• Monitor for signs and symptoms of hypersensitivity reaction (fever, rash) including severe skin eruptions (morbilliform, maculopapular, purpuric, exfoliative).
• Monitor for signs and symptoms of DRESS (fever, rash, lymphadenopathy, angioedema, hepatitis, nephritis, hematologic abnormalities, myocarditis, myositis) during therapy. If symptoms occur, discontinue isoniazid.
• Assess for neurotoxicity (peripheral neuropathy, seizures, encephalopathy, optic neuritis, memory loss, psychosis) during therapy.

Lab Test Considerations:

• Mycobacterial studies and susceptibility tests should be performed prior to and periodically during therapy to detect possible resistance. About 50–65% of White, Black, South Indian, and Mexican patients are slow acetylators at risk for toxicity, while 80–90% of Inuit, Japanese, and Chinese patients are rapid acetylators at risk for ↓ levels and treatment failure.

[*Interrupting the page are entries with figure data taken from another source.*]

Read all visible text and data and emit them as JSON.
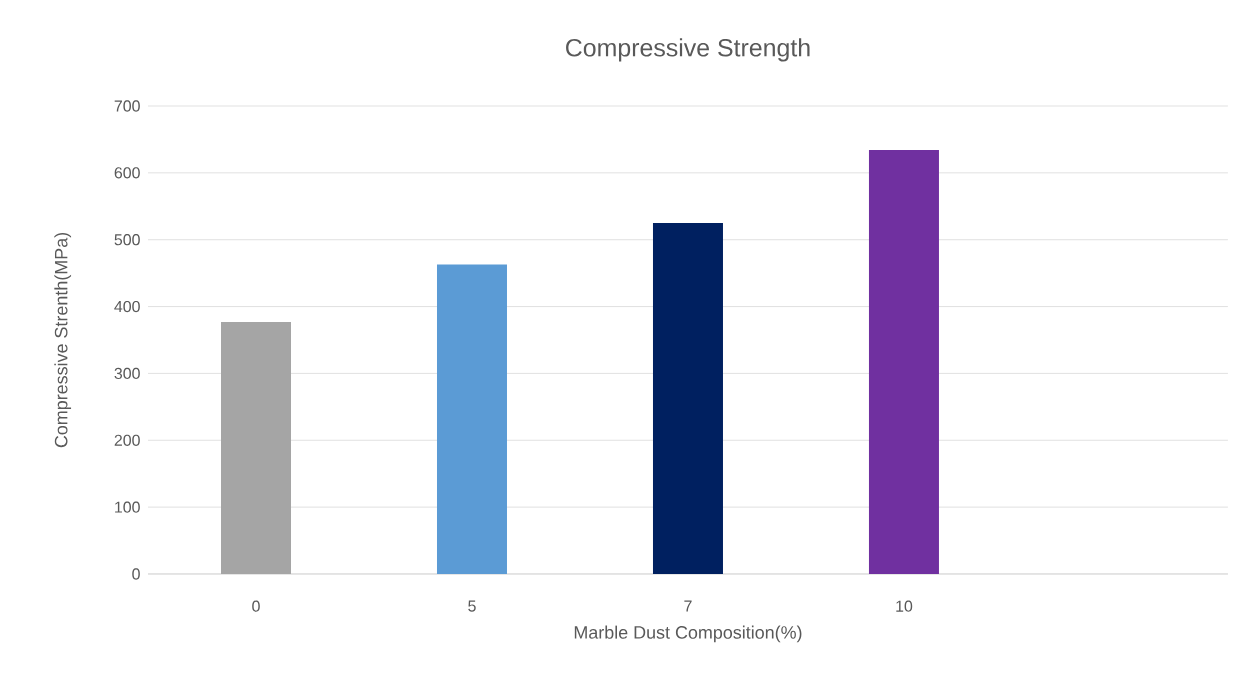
{
  "chart_data": {
    "type": "bar",
    "title": "Compressive Strength",
    "xlabel": "Marble Dust Composition(%)",
    "ylabel": "Compressive Strenth(MPa)",
    "categories": [
      "0",
      "5",
      "7",
      "10",
      null
    ],
    "values": [
      377,
      463,
      525,
      634,
      null
    ],
    "colors": [
      "#a5a5a5",
      "#5b9bd5",
      "#002060",
      "#7030a0",
      "#ffffff"
    ],
    "ylim": [
      0,
      700
    ],
    "yticks": [
      0,
      100,
      200,
      300,
      400,
      500,
      600,
      700
    ],
    "grid": "y"
  }
}
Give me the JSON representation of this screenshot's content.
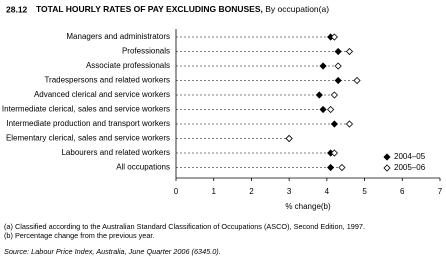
{
  "header": {
    "number": "28.12",
    "title": "TOTAL HOURLY RATES OF PAY EXCLUDING BONUSES,",
    "subtitle": "By occupation(a)"
  },
  "chart_data": {
    "type": "dot",
    "categories": [
      "Managers and administrators",
      "Professionals",
      "Associate professionals",
      "Tradespersons and related workers",
      "Advanced clerical and service workers",
      "Intermediate clerical, sales and service workers",
      "Intermediate production and transport workers",
      "Elementary clerical, sales and service workers",
      "Labourers and related workers",
      "All occupations"
    ],
    "series": [
      {
        "name": "2004–05",
        "color": "#000000",
        "marker": "filled-diamond",
        "values": [
          4.1,
          4.3,
          3.9,
          4.3,
          3.8,
          3.9,
          4.2,
          3.0,
          4.1,
          4.1
        ]
      },
      {
        "name": "2005–06",
        "color": "#000000",
        "marker": "open-diamond",
        "values": [
          4.2,
          4.6,
          4.3,
          4.8,
          4.2,
          4.1,
          4.6,
          3.0,
          4.2,
          4.4
        ]
      }
    ],
    "xlim": [
      0,
      7
    ],
    "xticks": [
      0,
      1,
      2,
      3,
      4,
      5,
      6,
      7
    ],
    "xlabel": "% change(b)",
    "legend": "lower right"
  },
  "footnotes": [
    "(a) Classified according to the Australian Standard Classification of Occupations (ASCO), Second Edition, 1997.",
    "(b) Percentage change from the previous year."
  ],
  "source": "Source: Labour Price Index, Australia, June Quarter 2006 (6345.0)."
}
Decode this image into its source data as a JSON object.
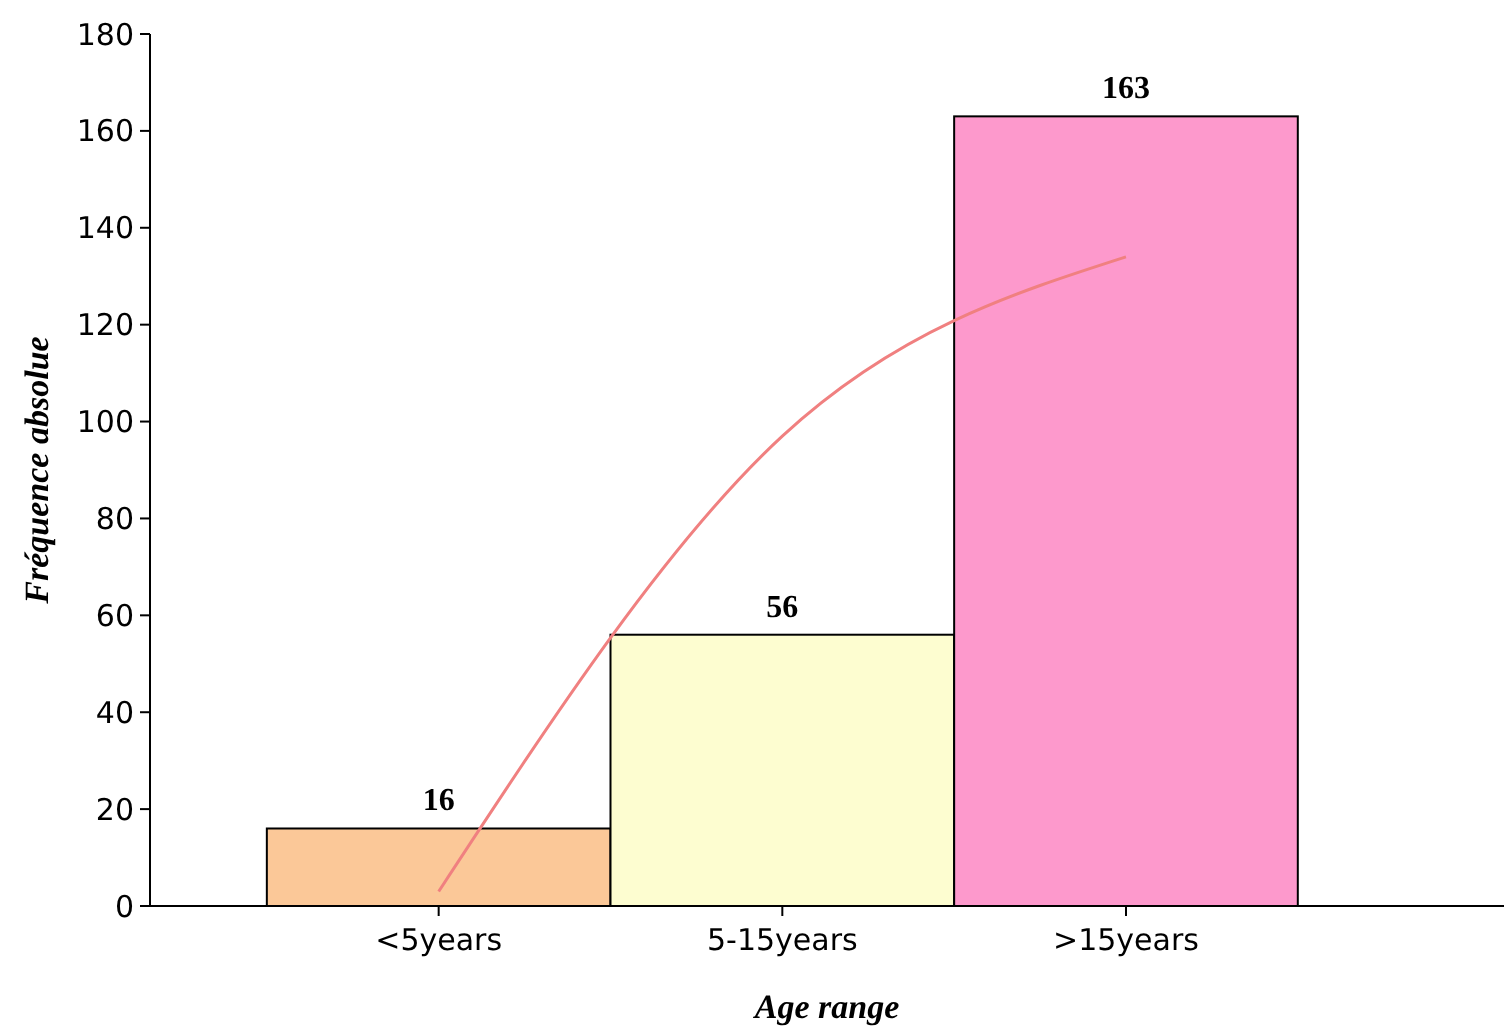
{
  "chart_data": {
    "type": "bar",
    "xlabel": "Age range",
    "ylabel": "Fréquence absolue",
    "categories": [
      "<5years",
      "5-15years",
      ">15years"
    ],
    "series": [
      {
        "values": [
          16,
          56,
          163
        ],
        "colors": [
          "#fbc898",
          "#fdfdd0",
          "#fd99cc"
        ]
      },
      {
        "type": "line",
        "color": "#f08080",
        "values": [
          3,
          97,
          134
        ]
      }
    ],
    "value_labels": [
      "16",
      "56",
      "163"
    ],
    "ylim": [
      0,
      180
    ],
    "yticks": [
      0,
      20,
      40,
      60,
      80,
      100,
      120,
      140,
      160,
      180
    ],
    "grid": false
  }
}
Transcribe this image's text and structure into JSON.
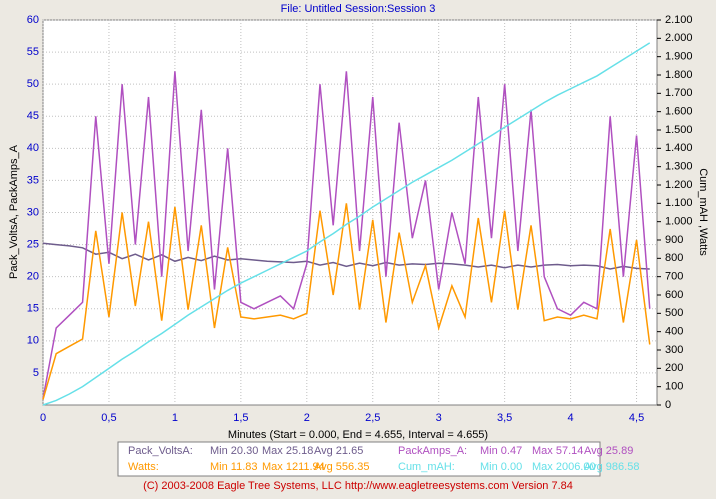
{
  "chart_data": {
    "type": "line",
    "title": "File: Untitled   Session:Session 3",
    "xlabel": "Minutes (Start = 0.000,  End = 4.655,  Interval =  4.655)",
    "ylabel": "Pack_VoltsA, PackAmps_A",
    "y2label": "Cum_mAH ,Watts",
    "footer": "(C) 2003-2008 Eagle Tree Systems, LLC     http://www.eagletreesystems.com     Version 7.84",
    "grid": true,
    "xlim": [
      0,
      4.655
    ],
    "ylim": [
      0,
      60
    ],
    "y2lim": [
      0,
      2100
    ],
    "xticks": [
      0,
      {
        "value": 0.5,
        "label": "0,5"
      },
      1,
      {
        "value": 1.5,
        "label": "1,5"
      },
      2,
      {
        "value": 2.5,
        "label": "2,5"
      },
      3,
      {
        "value": 3.5,
        "label": "3,5"
      },
      4,
      {
        "value": 4.5,
        "label": "4,5"
      }
    ],
    "yticks": [
      5,
      10,
      15,
      20,
      25,
      30,
      35,
      40,
      45,
      50,
      55,
      60
    ],
    "y2ticks": [
      0,
      100,
      200,
      300,
      400,
      500,
      600,
      700,
      800,
      900,
      {
        "value": 1000,
        "label": "1.000"
      },
      {
        "value": 1100,
        "label": "1.100"
      },
      {
        "value": 1200,
        "label": "1.200"
      },
      {
        "value": 1300,
        "label": "1.300"
      },
      {
        "value": 1400,
        "label": "1.400"
      },
      {
        "value": 1500,
        "label": "1.500"
      },
      {
        "value": 1600,
        "label": "1.600"
      },
      {
        "value": 1700,
        "label": "1.700"
      },
      {
        "value": 1800,
        "label": "1.800"
      },
      {
        "value": 1900,
        "label": "1.900"
      },
      {
        "value": 2000,
        "label": "2.000"
      },
      {
        "value": 2100,
        "label": "2.100"
      }
    ],
    "x": [
      0,
      0.1,
      0.2,
      0.3,
      0.4,
      0.5,
      0.6,
      0.7,
      0.8,
      0.9,
      1,
      1.1,
      1.2,
      1.3,
      1.4,
      1.5,
      1.6,
      1.7,
      1.8,
      1.9,
      2,
      2.1,
      2.2,
      2.3,
      2.4,
      2.5,
      2.6,
      2.7,
      2.8,
      2.9,
      3,
      3.1,
      3.2,
      3.3,
      3.4,
      3.5,
      3.6,
      3.7,
      3.8,
      3.9,
      4,
      4.1,
      4.2,
      4.3,
      4.4,
      4.5,
      4.6
    ],
    "series": [
      {
        "name": "Pack_VoltsA:",
        "color": "#6e5c8c",
        "stats": [
          "Min 20.30",
          "Max 25.18",
          "Avg 21.65"
        ],
        "values": [
          25.2,
          25,
          24.8,
          24.5,
          23.5,
          23.8,
          22.8,
          23.5,
          22.6,
          23.4,
          22.4,
          23,
          22.5,
          23.2,
          22.6,
          22.8,
          22.6,
          22.4,
          22.3,
          22.2,
          22.4,
          21.8,
          22.2,
          21.6,
          22.1,
          21.7,
          22.2,
          21.8,
          22,
          21.9,
          22.1,
          22,
          21.8,
          21.5,
          21.8,
          21.4,
          21.8,
          21.5,
          21.8,
          21.9,
          21.7,
          21.8,
          21.7,
          21.2,
          21.6,
          21.3,
          21.2
        ]
      },
      {
        "name": "PackAmps_A:",
        "color": "#b050c0",
        "stats": [
          "Min 0.47",
          "Max 57.14",
          "Avg 25.89"
        ],
        "values": [
          1,
          12,
          14,
          16,
          45,
          22,
          50,
          25,
          48,
          20,
          52,
          24,
          46,
          18,
          40,
          16,
          15,
          16,
          17,
          15,
          22,
          50,
          28,
          52,
          24,
          48,
          20,
          44,
          26,
          35,
          18,
          30,
          22,
          48,
          26,
          50,
          24,
          46,
          20,
          15,
          14,
          16,
          15,
          45,
          20,
          42,
          15
        ]
      },
      {
        "name": "Watts:",
        "color": "#ff9900",
        "axis": "y2",
        "stats": [
          "Min 11.83",
          "Max 1211.94",
          "Avg 556.35"
        ],
        "values": [
          30,
          280,
          320,
          360,
          950,
          480,
          1050,
          540,
          1000,
          460,
          1080,
          520,
          980,
          420,
          860,
          480,
          470,
          480,
          490,
          470,
          500,
          1060,
          600,
          1100,
          520,
          1010,
          450,
          940,
          560,
          760,
          420,
          650,
          480,
          1020,
          560,
          1060,
          520,
          980,
          460,
          480,
          470,
          490,
          470,
          960,
          450,
          900,
          330
        ]
      },
      {
        "name": "Cum_mAH:",
        "color": "#66e0e8",
        "axis": "y2",
        "stats": [
          "Min 0.00",
          "Max 2006.00",
          "Avg 986.58"
        ],
        "values": [
          0,
          25,
          60,
          100,
          150,
          200,
          250,
          295,
          345,
          390,
          440,
          490,
          535,
          580,
          625,
          665,
          700,
          735,
          770,
          805,
          840,
          890,
          935,
          985,
          1030,
          1080,
          1125,
          1170,
          1215,
          1255,
          1295,
          1335,
          1380,
          1425,
          1470,
          1515,
          1560,
          1605,
          1650,
          1690,
          1725,
          1760,
          1795,
          1840,
          1885,
          1930,
          1975
        ]
      }
    ]
  }
}
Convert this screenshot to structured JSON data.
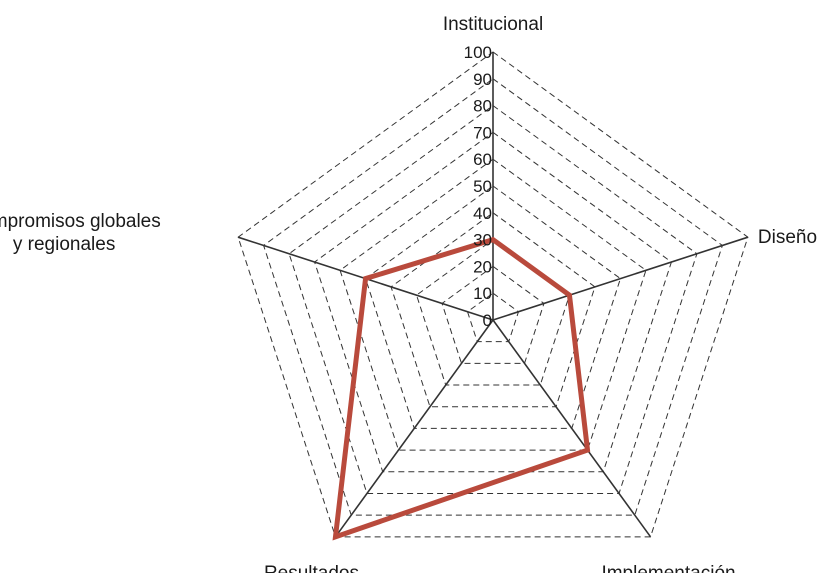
{
  "chart_data": {
    "type": "radar",
    "axes": [
      "Institucional",
      "Diseño",
      "Implementación",
      "Resultados",
      "Compromisos globales y regionales"
    ],
    "axis_label_lines": [
      [
        "Institucional"
      ],
      [
        "Diseño"
      ],
      [
        "Implementación"
      ],
      [
        "Resultados"
      ],
      [
        "Compromisos globales",
        "y regionales"
      ]
    ],
    "values": [
      30,
      30,
      60,
      100,
      50
    ],
    "range": [
      0,
      100
    ],
    "ticks": [
      0,
      10,
      20,
      30,
      40,
      50,
      60,
      70,
      80,
      90,
      100
    ],
    "grid": "dashed pentagons",
    "series_color": "#b94a3c",
    "axis_color": "#333333",
    "grid_color": "#333333"
  }
}
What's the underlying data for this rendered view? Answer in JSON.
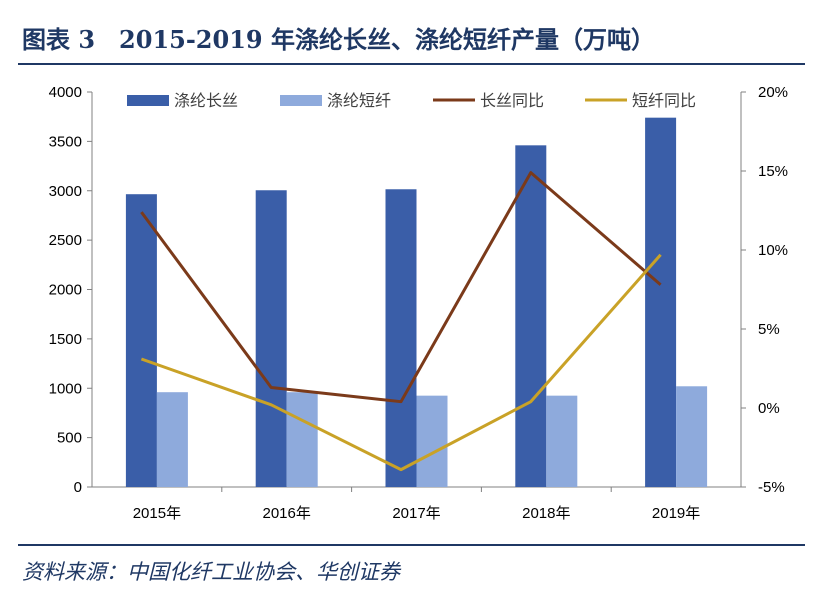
{
  "header": {
    "title": "图表 3　2015-2019 年涤纶长丝、涤纶短纤产量（万吨）"
  },
  "footer": {
    "source": "资料来源：中国化纤工业协会、华创证券"
  },
  "colors": {
    "long_filament": "#3a5ea8",
    "staple_fiber": "#8eaadc",
    "long_yoy": "#7b3a1a",
    "staple_yoy": "#c9a227",
    "title": "#1f3864",
    "axis": "#808080"
  },
  "chart_data": {
    "type": "bar",
    "categories": [
      "2015年",
      "2016年",
      "2017年",
      "2018年",
      "2019年"
    ],
    "series": [
      {
        "name": "涤纶长丝",
        "type": "bar",
        "axis": "left",
        "values": [
          2965,
          3005,
          3015,
          3460,
          3740
        ]
      },
      {
        "name": "涤纶短纤",
        "type": "bar",
        "axis": "left",
        "values": [
          960,
          960,
          925,
          925,
          1020
        ]
      },
      {
        "name": "长丝同比",
        "type": "line",
        "axis": "right",
        "values": [
          0.124,
          0.013,
          0.004,
          0.149,
          0.078
        ]
      },
      {
        "name": "短纤同比",
        "type": "line",
        "axis": "right",
        "values": [
          0.031,
          0.002,
          -0.039,
          0.004,
          0.097
        ]
      }
    ],
    "ylim": [
      0,
      4000
    ],
    "yticks": [
      "0",
      "500",
      "1000",
      "1500",
      "2000",
      "2500",
      "3000",
      "3500",
      "4000"
    ],
    "y2lim": [
      -0.05,
      0.2
    ],
    "y2ticks": [
      "-5%",
      "0%",
      "5%",
      "10%",
      "15%",
      "20%"
    ],
    "legend": "top",
    "grid": false
  }
}
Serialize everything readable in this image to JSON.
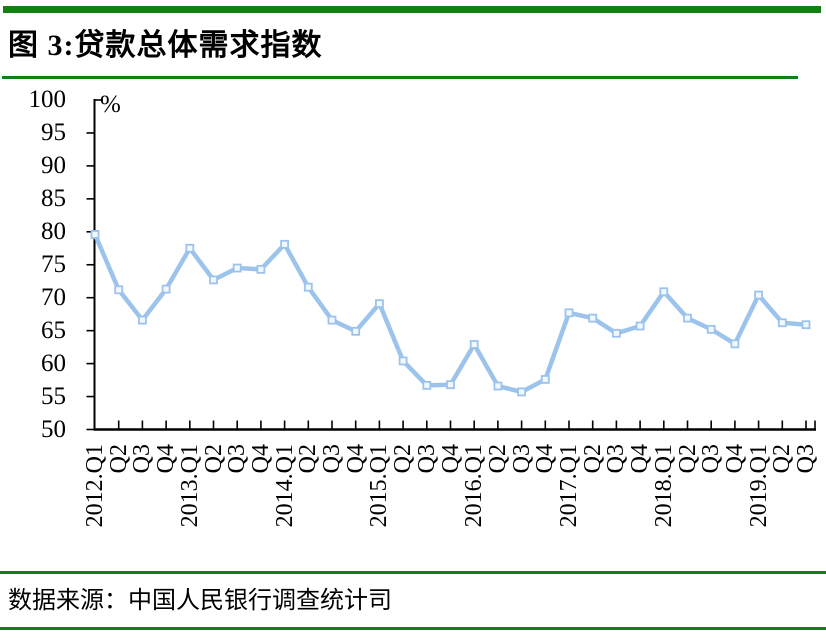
{
  "page": {
    "title": "图 3:贷款总体需求指数",
    "source": "数据来源：中国人民银行调查统计司"
  },
  "colors": {
    "accent_green": "#128112",
    "line_blue": "#9cc3ec",
    "marker_fill": "#f2f8ff",
    "axis_black": "#000000"
  },
  "chart_data": {
    "type": "line",
    "title": "贷款总体需求指数",
    "unit_label": "%",
    "categories": [
      "2012.Q1",
      "Q2",
      "Q3",
      "Q4",
      "2013.Q1",
      "Q2",
      "Q3",
      "Q4",
      "2014.Q1",
      "Q2",
      "Q3",
      "Q4",
      "2015.Q1",
      "Q2",
      "Q3",
      "Q4",
      "2016.Q1",
      "Q2",
      "Q3",
      "Q4",
      "2017.Q1",
      "Q2",
      "Q3",
      "Q4",
      "2018.Q1",
      "Q2",
      "Q3",
      "Q4",
      "2019.Q1",
      "Q2",
      "Q3"
    ],
    "series": [
      {
        "name": "贷款总体需求指数",
        "values": [
          79.6,
          71.2,
          66.6,
          71.3,
          77.5,
          72.7,
          74.5,
          74.3,
          78.1,
          71.6,
          66.6,
          64.9,
          69.1,
          60.4,
          56.7,
          56.8,
          62.9,
          56.6,
          55.7,
          57.6,
          67.7,
          66.9,
          64.6,
          65.7,
          70.9,
          66.9,
          65.2,
          63.0,
          70.4,
          66.2,
          65.9
        ]
      }
    ],
    "ylim": [
      50,
      100
    ],
    "yticks": [
      50,
      55,
      60,
      65,
      70,
      75,
      80,
      85,
      90,
      95,
      100
    ],
    "xlabel": "",
    "ylabel": "%",
    "grid": false,
    "legend": "none",
    "marker": "square-hollow"
  }
}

• Monitor hepatic function prior to therapy, monthly throughout, and as indicated. If AST, ALT, or serum bilirubin >3–5 times upper limit of normal or if signs/symptoms of hepatotoxicity occur, hold and consider alternate drug. If isoniazid must be used, resume only after symptoms and lab values have returned to baseline. Restart in small, gradually ↑ doses and discontinue immediately if liver toxicity recurs. Black, Hispanic, pregnant, and postpartal women and patients ≥35 yr are at highest risk. Isoniazid-associated hepatotoxicity usually occurs during 1st 3 mo of treatment.

• May cause agranulocytosis, anemia, thrombocytopenia, and eosinophilia.
• May ↓ vitamin B₆ and vitamin B₃.
• May cause hyperglycemia and metabolic acidosis.

Toxicity and Overdose:

• If isoniazid overdose occurs, treat with pyridoxine and other supportive measures as indicated.